I loved teaching the U.S. Constitution, probably more than anything else I taught over the course of quite a few years. I suppose it is because I have this very strong belief that we can’t really understand where we are if we have no basic comprehension of from where we’ve come. That only makes sense, right?
Thus it is with the ongoing battle we seem to have every few years in this country over the Second Amendment, which is the wrong battle in the first place…the cart before the horse as we say here in Texas (but for time’s sake, I will ignore that for now).
If we truly want to have a battle, we have to first look at the paper over which we fight that battle, the U.S. Constitution. And do NOT get me wrong: The battle belongs to us, We the People, not to our elected government officials.
Do we as American citizens want to continue to cling to that document of old?
It’s a decision we simply cannot make without first honestly understanding the times and the minds of the Founding Fathers, and in the case of the 2nd Amendment, just why they would have bothered to include this right that we have to bear arms in the first place.
Why did those Founding Fathers, as we like to call them, go to the effort to include amendments to the Constitution, and why did they feel the need to include the right to bear arms?
Carrying a weapon in that day and age was common…just the way it was…so what could those men have foreseen in the future or what had they seen in the past that would make them realize that the issue was important enough to put it in writing in the paper that governs the land?
I think James Wilson (a signer) explained best why the 2nd Amendment was added at all.

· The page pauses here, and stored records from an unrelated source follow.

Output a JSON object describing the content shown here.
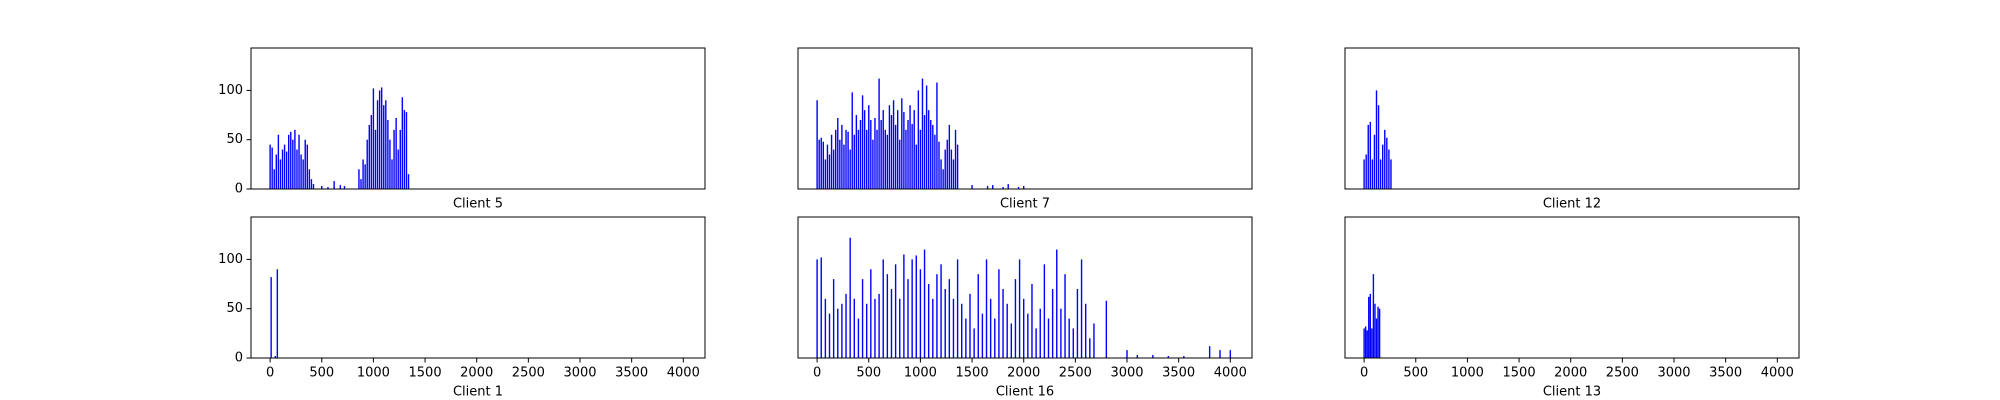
{
  "chart_data": [
    {
      "type": "bar",
      "xlabel": "Client 5",
      "color": "#0000ff",
      "xlim": [
        -185,
        4210
      ],
      "ylim": [
        0,
        143
      ],
      "yticks": [
        0,
        50,
        100
      ],
      "x": [
        0,
        20,
        40,
        60,
        80,
        100,
        120,
        140,
        160,
        180,
        200,
        220,
        240,
        260,
        280,
        300,
        320,
        340,
        360,
        380,
        400,
        420,
        500,
        560,
        620,
        680,
        720,
        860,
        880,
        900,
        920,
        940,
        960,
        980,
        1000,
        1020,
        1040,
        1060,
        1080,
        1100,
        1120,
        1140,
        1160,
        1180,
        1200,
        1220,
        1240,
        1260,
        1280,
        1300,
        1320,
        1340
      ],
      "values": [
        45,
        42,
        20,
        35,
        55,
        30,
        40,
        45,
        38,
        55,
        58,
        50,
        60,
        40,
        55,
        35,
        30,
        50,
        45,
        20,
        10,
        5,
        3,
        2,
        8,
        4,
        3,
        20,
        10,
        30,
        25,
        50,
        65,
        75,
        102,
        60,
        90,
        100,
        103,
        85,
        90,
        70,
        50,
        30,
        60,
        72,
        40,
        60,
        93,
        80,
        78,
        15
      ]
    },
    {
      "type": "bar",
      "xlabel": "Client 7",
      "color": "#0000ff",
      "xlim": [
        -185,
        4210
      ],
      "ylim": [
        0,
        143
      ],
      "x": [
        0,
        20,
        40,
        60,
        80,
        100,
        120,
        140,
        160,
        180,
        200,
        220,
        240,
        260,
        280,
        300,
        320,
        340,
        360,
        380,
        400,
        420,
        440,
        460,
        480,
        500,
        520,
        540,
        560,
        580,
        600,
        620,
        640,
        660,
        680,
        700,
        720,
        740,
        760,
        780,
        800,
        820,
        840,
        860,
        880,
        900,
        920,
        940,
        960,
        980,
        1000,
        1020,
        1040,
        1060,
        1080,
        1100,
        1120,
        1140,
        1160,
        1180,
        1200,
        1220,
        1240,
        1260,
        1280,
        1300,
        1320,
        1340,
        1360,
        1500,
        1650,
        1700,
        1800,
        1850,
        1950,
        2000
      ],
      "values": [
        90,
        50,
        52,
        48,
        30,
        45,
        35,
        55,
        40,
        60,
        72,
        50,
        65,
        45,
        60,
        58,
        40,
        98,
        55,
        75,
        60,
        70,
        95,
        80,
        60,
        85,
        70,
        50,
        72,
        60,
        112,
        70,
        80,
        60,
        55,
        85,
        75,
        90,
        65,
        80,
        50,
        92,
        78,
        60,
        70,
        85,
        66,
        80,
        45,
        100,
        60,
        112,
        75,
        105,
        80,
        70,
        65,
        55,
        108,
        48,
        30,
        20,
        40,
        50,
        65,
        40,
        30,
        60,
        45,
        4,
        3,
        4,
        2,
        5,
        2,
        3
      ]
    },
    {
      "type": "bar",
      "xlabel": "Client 12",
      "color": "#0000ff",
      "xlim": [
        -185,
        4210
      ],
      "ylim": [
        0,
        143
      ],
      "x": [
        0,
        20,
        40,
        60,
        80,
        100,
        120,
        140,
        160,
        180,
        200,
        220,
        240,
        260
      ],
      "values": [
        30,
        35,
        65,
        68,
        30,
        55,
        100,
        85,
        30,
        45,
        60,
        52,
        40,
        30
      ]
    },
    {
      "type": "bar",
      "xlabel": "Client 1",
      "color": "#0000ff",
      "xlim": [
        -185,
        4210
      ],
      "ylim": [
        0,
        143
      ],
      "yticks": [
        0,
        50,
        100
      ],
      "xticks": [
        0,
        500,
        1000,
        1500,
        2000,
        2500,
        3000,
        3500,
        4000
      ],
      "x": [
        10,
        50,
        70
      ],
      "values": [
        82,
        2,
        90
      ]
    },
    {
      "type": "bar",
      "xlabel": "Client 16",
      "color": "#0000ff",
      "xlim": [
        -185,
        4210
      ],
      "ylim": [
        0,
        143
      ],
      "xticks": [
        0,
        500,
        1000,
        1500,
        2000,
        2500,
        3000,
        3500,
        4000
      ],
      "x": [
        0,
        40,
        80,
        120,
        160,
        200,
        240,
        280,
        320,
        360,
        400,
        440,
        480,
        520,
        560,
        600,
        640,
        680,
        720,
        760,
        800,
        840,
        880,
        920,
        960,
        1000,
        1040,
        1080,
        1120,
        1160,
        1200,
        1240,
        1280,
        1320,
        1360,
        1400,
        1440,
        1480,
        1520,
        1560,
        1600,
        1640,
        1680,
        1720,
        1760,
        1800,
        1840,
        1880,
        1920,
        1960,
        2000,
        2040,
        2080,
        2120,
        2160,
        2200,
        2240,
        2280,
        2320,
        2360,
        2400,
        2440,
        2480,
        2520,
        2560,
        2600,
        2640,
        2680,
        2800,
        3000,
        3100,
        3250,
        3400,
        3550,
        3800,
        3900,
        4000
      ],
      "values": [
        100,
        102,
        60,
        45,
        80,
        50,
        55,
        65,
        122,
        60,
        40,
        80,
        55,
        90,
        60,
        65,
        100,
        85,
        70,
        95,
        60,
        105,
        80,
        100,
        104,
        90,
        110,
        75,
        60,
        85,
        95,
        70,
        80,
        60,
        100,
        55,
        40,
        65,
        30,
        85,
        45,
        100,
        60,
        40,
        90,
        70,
        55,
        35,
        80,
        100,
        60,
        45,
        75,
        30,
        50,
        95,
        40,
        70,
        110,
        50,
        85,
        40,
        30,
        70,
        100,
        55,
        20,
        35,
        58,
        8,
        3,
        3,
        2,
        2,
        12,
        8,
        8
      ]
    },
    {
      "type": "bar",
      "xlabel": "Client 13",
      "color": "#0000ff",
      "xlim": [
        -185,
        4210
      ],
      "ylim": [
        0,
        143
      ],
      "xticks": [
        0,
        500,
        1000,
        1500,
        2000,
        2500,
        3000,
        3500,
        4000
      ],
      "x": [
        0,
        15,
        30,
        45,
        60,
        75,
        90,
        105,
        120,
        135,
        150
      ],
      "values": [
        30,
        32,
        28,
        62,
        65,
        30,
        85,
        55,
        40,
        52,
        50
      ]
    }
  ]
}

Wilson called the amendment simply a “new security.” If the right was not specifically “spelled out,” the Fathers feared that at some point the government could claim that it had legal reason to “unarm” its citizens. 
James Madison (a signer, one of the framers of the amendment, and eventual President) made the statement that in other countries the government was “afraid” to have an armed citizenry. 
Samuel Adams (a signer) agreed with the others, saying that the Constitution must never be “construed” as intending to keep “peaceable citizens” from owning their own arms. 
And finally, I think I will close my references with one from my own distant ancestor, Richard Henry Lee (a signer and framer of the amendment), “It is essential that the whole body of the people always possess arms, and be taught alike, especially when young, how to use them.” 
I believe Richard Lee is extremely clear that this amendment refers to the general population and not to some government-run militia as many have stated. I also believe that I have brought us back to my original statement.
We have the cart before the horse. It is very, very easy to see what the framers and signers of the amendment intended. That is 100% not the question to be argued. No, the question to be argued is whether or not We the People want to keep the U.S. Constitution as the law of the land.
It is a question that deserves the utmost consideration by all of us, isn’t it? Or…do we plan (like so many, many issues) to leave it in the hands of the government?*
My vote comes from Patrick Henry, “Forbid it, God!”
*I will agree completely that there is an argument to be made here about the advance in weapons since the 2nd Amendment was framed. I wish these multi-multi-round assault weapons had never come to be in private collections. However, they are there, and there is no way that the government will ever have access to those weapons already in the hands of the criminals.
*When I was a teen, posters lined the bedrooms of many young people, “When guns are outlawed, only outlaws will have guns.” Unfortunately, this is true, and I see no way around the fact that these horrible weapons are something we are simply going to have to live with in this country. Unfortunately, we have lost the moral fiber that once held us together, making these crimes against innocent people unthinkable.
The following are great references if you actually want to do your own research on these men. If my high school students could read the Federalist Papers, you can as well!
 James Wilson, The Works of the Honorable James Wilson, Bird Wilson, editor (Philadelphia: Bronson and Chauncey, 1804), Vol. II, p. 454.
 Alexander Hamilton, John Jay, and James Madison, The Federalist on the New Constitution (Philadelphia: Benjamin Warner, 1818), p. 259, Federalist No. 46.
 Debates and Proceedings in the Convention of the Commonwealth of Massachusetts, Held in the Year 1788 (Boston: William White, 1856), pp. 86, 266, February 6, 1788.
 Richard Henry Lee, An Additional Number Of Letters From The Federal Farmer To The Republican (New York: 1788), p.170, Letter XVIII.